Il fut ensuite à Rufisk, à Portudal et à Joal, où se trouvaient les comptoirs hollandais; il conclut avec les rois de Cayor, de Baol et de Bourzin des traités analogues à ceux précédemment signés par ces mêmes princes avec le gouvernement batave. Moyennant une redevance annuelle et déterminée, les commis de la compagnie française du Sénégal eurent le monopole de la traite et de tout le commerce d’exportation sur le littoral africain.

Après avoir arrêté ces conventions, vers le mois de décembre 1677, du Casse s’embarqua pour la France, afin de rendre compte à la compagnie de ce qu’il avait cru devoir faire.

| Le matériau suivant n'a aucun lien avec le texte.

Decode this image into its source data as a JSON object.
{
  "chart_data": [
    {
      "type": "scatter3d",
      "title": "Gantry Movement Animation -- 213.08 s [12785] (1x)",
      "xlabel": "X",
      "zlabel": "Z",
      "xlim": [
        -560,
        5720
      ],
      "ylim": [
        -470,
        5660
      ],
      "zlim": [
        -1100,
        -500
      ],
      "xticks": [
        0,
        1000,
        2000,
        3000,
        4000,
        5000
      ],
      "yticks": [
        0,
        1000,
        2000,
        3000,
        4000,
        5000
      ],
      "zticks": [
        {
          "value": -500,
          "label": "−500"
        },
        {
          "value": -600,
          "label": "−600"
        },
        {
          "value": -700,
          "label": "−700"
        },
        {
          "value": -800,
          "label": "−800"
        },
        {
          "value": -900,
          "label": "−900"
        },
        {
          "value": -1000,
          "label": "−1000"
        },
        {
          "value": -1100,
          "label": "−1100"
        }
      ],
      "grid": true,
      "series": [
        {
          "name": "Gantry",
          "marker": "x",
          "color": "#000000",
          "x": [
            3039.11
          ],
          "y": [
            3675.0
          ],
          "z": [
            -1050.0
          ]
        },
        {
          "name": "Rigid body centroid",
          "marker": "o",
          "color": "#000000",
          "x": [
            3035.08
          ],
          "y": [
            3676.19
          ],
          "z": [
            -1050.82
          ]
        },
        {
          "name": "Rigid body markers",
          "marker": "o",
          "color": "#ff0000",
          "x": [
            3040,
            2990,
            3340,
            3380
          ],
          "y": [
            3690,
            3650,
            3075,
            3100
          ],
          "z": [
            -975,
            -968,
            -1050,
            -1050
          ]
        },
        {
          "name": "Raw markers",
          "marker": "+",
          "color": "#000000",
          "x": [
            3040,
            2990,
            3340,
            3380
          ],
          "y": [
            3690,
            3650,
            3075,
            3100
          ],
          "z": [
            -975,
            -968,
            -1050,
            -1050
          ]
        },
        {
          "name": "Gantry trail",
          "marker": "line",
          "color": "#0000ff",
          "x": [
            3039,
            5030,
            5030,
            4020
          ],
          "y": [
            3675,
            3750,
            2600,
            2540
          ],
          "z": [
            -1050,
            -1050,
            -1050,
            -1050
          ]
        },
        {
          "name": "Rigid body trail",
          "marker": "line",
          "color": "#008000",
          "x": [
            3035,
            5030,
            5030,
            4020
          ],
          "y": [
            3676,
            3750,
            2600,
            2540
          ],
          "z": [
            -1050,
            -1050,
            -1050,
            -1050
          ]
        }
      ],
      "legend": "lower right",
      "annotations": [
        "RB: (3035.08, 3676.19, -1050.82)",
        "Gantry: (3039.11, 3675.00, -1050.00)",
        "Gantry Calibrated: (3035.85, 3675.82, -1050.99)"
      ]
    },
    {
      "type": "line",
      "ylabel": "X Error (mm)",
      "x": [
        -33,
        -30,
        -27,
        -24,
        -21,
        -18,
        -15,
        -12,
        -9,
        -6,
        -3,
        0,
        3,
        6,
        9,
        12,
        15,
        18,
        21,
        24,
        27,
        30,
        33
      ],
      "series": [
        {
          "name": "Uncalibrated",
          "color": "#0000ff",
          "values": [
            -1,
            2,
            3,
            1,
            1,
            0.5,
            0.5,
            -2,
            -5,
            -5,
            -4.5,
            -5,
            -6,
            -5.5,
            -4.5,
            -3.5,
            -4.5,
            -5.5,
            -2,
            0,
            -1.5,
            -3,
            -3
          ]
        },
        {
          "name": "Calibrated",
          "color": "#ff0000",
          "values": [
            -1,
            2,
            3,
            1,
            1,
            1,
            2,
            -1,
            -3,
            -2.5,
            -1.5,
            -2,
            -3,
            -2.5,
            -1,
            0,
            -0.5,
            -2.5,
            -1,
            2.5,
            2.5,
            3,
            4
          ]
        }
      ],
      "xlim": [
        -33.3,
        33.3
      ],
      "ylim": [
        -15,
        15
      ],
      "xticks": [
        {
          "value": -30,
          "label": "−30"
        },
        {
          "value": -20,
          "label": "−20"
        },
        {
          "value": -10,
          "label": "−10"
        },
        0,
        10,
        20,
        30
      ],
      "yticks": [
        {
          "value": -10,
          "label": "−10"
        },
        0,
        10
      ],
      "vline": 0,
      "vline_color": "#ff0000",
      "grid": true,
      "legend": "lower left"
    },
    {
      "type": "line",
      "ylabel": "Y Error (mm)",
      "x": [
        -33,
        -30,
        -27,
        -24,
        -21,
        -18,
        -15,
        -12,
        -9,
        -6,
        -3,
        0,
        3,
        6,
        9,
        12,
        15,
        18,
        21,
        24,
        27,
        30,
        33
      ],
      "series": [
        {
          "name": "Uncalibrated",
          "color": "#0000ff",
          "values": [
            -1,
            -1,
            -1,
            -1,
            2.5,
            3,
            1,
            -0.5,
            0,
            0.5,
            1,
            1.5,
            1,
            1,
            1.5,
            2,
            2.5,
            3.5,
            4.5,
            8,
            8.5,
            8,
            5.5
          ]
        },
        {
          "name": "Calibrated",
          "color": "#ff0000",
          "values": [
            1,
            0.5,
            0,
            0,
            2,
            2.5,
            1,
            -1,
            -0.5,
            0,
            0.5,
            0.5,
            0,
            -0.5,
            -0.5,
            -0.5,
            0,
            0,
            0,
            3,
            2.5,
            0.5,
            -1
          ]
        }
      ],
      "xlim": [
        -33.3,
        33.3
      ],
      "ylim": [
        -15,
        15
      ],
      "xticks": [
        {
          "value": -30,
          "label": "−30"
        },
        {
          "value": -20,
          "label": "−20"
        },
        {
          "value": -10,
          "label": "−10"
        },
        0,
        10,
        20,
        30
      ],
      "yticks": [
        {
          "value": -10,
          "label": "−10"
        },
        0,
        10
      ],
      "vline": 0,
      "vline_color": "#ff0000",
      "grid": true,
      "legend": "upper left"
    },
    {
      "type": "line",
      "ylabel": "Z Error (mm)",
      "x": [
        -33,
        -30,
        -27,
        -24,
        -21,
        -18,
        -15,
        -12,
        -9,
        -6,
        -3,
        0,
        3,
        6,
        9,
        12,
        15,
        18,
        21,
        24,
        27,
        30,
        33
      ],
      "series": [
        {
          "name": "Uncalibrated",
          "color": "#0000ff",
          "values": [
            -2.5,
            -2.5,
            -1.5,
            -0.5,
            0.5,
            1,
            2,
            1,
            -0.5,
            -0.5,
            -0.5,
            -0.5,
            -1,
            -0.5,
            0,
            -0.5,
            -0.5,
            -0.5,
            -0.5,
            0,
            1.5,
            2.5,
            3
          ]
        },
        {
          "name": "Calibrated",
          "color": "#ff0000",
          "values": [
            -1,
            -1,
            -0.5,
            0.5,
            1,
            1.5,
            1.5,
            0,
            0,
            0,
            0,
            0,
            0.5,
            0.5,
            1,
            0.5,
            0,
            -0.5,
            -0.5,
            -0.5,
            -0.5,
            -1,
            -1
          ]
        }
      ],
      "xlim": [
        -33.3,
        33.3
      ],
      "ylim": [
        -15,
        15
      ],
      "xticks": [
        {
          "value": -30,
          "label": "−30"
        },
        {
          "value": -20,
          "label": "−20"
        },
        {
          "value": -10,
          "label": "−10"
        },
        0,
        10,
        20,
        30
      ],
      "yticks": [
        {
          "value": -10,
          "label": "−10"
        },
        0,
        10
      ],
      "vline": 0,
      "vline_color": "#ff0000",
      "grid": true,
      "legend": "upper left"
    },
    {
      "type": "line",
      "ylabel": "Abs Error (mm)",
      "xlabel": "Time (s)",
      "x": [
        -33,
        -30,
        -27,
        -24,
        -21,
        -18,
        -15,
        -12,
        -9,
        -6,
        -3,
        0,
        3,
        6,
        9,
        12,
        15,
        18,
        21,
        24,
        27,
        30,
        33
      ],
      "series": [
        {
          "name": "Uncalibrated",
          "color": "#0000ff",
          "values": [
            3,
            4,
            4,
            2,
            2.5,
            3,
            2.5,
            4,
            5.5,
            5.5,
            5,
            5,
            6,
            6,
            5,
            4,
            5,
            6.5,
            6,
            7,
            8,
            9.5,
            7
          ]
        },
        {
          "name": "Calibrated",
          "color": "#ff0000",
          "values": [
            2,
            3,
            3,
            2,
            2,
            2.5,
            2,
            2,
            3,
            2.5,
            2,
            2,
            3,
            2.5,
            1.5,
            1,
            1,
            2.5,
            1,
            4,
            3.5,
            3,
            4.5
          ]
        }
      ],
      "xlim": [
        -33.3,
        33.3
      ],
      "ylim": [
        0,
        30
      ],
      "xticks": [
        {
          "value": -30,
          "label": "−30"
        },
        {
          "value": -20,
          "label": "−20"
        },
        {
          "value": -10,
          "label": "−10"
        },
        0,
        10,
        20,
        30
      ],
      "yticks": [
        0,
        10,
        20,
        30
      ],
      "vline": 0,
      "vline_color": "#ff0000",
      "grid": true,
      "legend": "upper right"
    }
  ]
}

La compagnie du Sénégal le combla d’éloges. Notre marin quitta de nouveau la France au mois d’avril 1678, à la tête d’une escadre formée de plusieurs navires armés en guerre. Arrivé à Gorée le 8 mai 1678, il commença par passer une inspection générale des établissements qu’il avait installés quelques mois auparavant. Il les trouva tous dans une situation prospère. Les employés de la compagnie jouissaient tranquillement des avantages qu’il leur avait procurés par son traité. Ils vivaient en parfaite harmonie avec les indigènes. Voulant récompenser les rois et les grands du pays de la bonne foi avec laquelle ils avaient jusqu’alors tenu leurs engagements, du Casse leur remit des présents rapportés par lui, objets inconnus et par conséquent fort estimés dans ces régions lointaines. Sa générosité donna à ces peuples une haute idée de la puissance ainsi que de la richesse de la France, et leur inspira un grand respect pour un homme aussi magnifique.

Craignant que les Hollandais ne fissent une tentative pour réoccuper leurs anciens comptoirs, du Casse résolut de mettre l’île de Gorée, ainsi que les points accessibles des côtes de terre ferme, en état de défense, en rétablissant les anciennes fortifications. Les événements donnèrent raison à sa perspicacité.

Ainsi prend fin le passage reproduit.